JPS60212474A - Flame-retardant asphalt-based hotmelt composition - Google Patents

Abstract

PURPOSE:To provide the titled composition having extremely high flame-retardance and excellent water-resistance, freezle-resistance and adhesivity, available at a low cost, and useful as a roofing material, etc., by adding a flame- retarding assistant containing antimony or boron to a specific asphalt-based hotmelt composition.
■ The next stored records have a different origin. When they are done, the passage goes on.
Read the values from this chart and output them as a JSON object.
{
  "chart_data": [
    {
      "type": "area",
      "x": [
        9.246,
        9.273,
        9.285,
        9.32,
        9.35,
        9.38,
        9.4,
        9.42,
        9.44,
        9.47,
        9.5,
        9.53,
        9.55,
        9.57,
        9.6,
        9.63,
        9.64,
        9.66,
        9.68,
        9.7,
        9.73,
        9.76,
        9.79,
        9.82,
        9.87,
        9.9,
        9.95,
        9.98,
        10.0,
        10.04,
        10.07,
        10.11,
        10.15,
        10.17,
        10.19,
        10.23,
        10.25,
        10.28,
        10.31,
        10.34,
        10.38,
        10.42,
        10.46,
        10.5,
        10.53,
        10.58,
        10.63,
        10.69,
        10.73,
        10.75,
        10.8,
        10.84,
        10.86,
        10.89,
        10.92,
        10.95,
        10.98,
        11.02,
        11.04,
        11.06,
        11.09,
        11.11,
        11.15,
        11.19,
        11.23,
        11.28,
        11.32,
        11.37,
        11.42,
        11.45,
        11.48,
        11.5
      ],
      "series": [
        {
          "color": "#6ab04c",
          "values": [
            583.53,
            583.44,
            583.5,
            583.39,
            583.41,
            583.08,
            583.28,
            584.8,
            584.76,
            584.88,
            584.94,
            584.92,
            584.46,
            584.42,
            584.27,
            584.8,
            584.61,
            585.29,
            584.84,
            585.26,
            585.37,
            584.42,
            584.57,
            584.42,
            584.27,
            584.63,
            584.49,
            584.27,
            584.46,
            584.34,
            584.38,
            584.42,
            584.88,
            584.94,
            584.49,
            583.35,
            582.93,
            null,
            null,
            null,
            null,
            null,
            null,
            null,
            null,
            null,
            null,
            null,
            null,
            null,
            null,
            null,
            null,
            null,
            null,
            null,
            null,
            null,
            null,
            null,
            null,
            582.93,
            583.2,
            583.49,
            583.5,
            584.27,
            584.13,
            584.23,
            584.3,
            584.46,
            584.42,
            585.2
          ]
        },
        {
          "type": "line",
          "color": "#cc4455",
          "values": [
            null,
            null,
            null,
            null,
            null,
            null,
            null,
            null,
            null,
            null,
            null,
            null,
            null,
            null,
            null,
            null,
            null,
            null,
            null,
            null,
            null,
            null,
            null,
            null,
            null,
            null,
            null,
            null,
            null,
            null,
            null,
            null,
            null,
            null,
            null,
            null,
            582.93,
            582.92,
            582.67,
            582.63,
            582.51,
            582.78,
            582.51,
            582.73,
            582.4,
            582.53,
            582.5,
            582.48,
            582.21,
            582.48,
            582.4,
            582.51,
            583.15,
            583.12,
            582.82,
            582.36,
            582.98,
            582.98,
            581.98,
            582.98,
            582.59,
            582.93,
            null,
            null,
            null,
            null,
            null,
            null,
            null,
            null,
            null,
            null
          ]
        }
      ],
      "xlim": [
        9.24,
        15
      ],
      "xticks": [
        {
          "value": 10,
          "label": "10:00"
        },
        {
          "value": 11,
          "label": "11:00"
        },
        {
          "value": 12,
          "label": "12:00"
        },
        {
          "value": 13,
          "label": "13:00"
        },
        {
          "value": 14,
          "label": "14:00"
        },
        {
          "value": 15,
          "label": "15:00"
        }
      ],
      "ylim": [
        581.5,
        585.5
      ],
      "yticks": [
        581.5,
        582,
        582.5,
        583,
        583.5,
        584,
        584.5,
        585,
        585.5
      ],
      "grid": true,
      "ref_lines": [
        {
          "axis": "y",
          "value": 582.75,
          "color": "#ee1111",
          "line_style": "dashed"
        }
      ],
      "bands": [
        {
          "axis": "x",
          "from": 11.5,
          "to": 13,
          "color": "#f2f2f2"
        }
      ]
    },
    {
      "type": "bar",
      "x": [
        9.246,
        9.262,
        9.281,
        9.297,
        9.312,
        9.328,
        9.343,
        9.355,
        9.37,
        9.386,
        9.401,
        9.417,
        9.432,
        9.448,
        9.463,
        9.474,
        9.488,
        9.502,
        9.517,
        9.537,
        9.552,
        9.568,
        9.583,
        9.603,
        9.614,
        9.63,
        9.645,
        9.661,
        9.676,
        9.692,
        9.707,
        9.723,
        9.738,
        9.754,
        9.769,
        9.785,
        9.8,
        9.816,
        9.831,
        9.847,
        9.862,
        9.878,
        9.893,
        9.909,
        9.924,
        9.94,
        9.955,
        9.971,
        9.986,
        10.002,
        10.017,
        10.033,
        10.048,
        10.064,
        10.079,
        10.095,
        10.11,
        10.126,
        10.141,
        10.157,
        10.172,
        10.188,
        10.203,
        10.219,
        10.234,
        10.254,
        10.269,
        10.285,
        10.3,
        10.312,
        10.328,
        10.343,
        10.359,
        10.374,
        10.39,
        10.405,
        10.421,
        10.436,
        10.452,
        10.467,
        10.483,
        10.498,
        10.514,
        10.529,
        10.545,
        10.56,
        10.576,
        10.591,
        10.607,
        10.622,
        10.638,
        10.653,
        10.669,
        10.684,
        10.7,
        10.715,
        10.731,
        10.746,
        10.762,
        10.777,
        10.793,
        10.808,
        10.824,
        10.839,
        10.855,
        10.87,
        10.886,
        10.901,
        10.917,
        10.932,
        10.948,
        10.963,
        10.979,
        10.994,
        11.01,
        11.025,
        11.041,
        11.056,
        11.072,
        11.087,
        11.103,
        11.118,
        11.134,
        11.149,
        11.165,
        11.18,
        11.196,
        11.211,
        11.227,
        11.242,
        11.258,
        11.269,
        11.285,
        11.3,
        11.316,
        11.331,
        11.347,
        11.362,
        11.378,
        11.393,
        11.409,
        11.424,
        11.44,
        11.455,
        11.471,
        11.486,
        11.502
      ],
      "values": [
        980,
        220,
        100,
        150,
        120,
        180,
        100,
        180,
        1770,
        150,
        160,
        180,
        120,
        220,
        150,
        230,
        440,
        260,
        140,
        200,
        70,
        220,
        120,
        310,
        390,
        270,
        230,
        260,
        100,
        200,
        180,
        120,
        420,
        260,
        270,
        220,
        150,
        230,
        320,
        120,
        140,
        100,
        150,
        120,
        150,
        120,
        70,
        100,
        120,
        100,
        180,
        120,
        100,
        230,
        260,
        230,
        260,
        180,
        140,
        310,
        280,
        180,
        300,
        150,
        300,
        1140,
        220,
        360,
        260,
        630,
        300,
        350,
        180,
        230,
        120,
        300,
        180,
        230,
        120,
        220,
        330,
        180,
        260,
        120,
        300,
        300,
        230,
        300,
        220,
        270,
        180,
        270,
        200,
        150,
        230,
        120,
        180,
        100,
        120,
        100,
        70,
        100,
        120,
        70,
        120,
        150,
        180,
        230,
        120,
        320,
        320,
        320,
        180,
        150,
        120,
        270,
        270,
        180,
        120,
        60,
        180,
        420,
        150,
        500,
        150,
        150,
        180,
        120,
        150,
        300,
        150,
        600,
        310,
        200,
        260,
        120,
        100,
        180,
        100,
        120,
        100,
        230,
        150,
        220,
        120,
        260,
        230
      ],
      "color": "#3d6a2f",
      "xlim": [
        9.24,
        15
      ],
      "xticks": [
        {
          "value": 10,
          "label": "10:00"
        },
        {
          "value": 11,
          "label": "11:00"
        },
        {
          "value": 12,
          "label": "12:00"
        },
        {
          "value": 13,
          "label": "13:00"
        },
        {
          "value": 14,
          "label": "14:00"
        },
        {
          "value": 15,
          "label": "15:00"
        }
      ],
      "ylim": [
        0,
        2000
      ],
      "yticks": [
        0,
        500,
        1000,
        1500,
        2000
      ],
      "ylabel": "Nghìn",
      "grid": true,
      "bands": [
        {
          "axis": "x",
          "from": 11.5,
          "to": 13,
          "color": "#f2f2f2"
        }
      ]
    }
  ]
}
CONSTITUTION:The objective composition can be produced by mixing (A) 100pts. (wt.) of an asphalt-based hotmelt containing asphalt as a component with (B) 5-50pts. of at least one kind of ammonium halide powder having an average particle diameter of <=30mum (preferably powder surface-treated with an organic material, especially with a surfactant) and (C) 0-10pts. of (i) an antimony-based flame-retarding assistant (e.g. antimony trioxide) and/or (ii) a boron-based flame- retarding assistant (e.g. zinc borate), e.g. under melting.

Description

DETAILED DESCRIPTION OF THE INVENTION The present invention relates to compositions, and more particularly to flame-retardant asphalt-based hot melt compositions that have extremely high flame retardance and are inexpensive.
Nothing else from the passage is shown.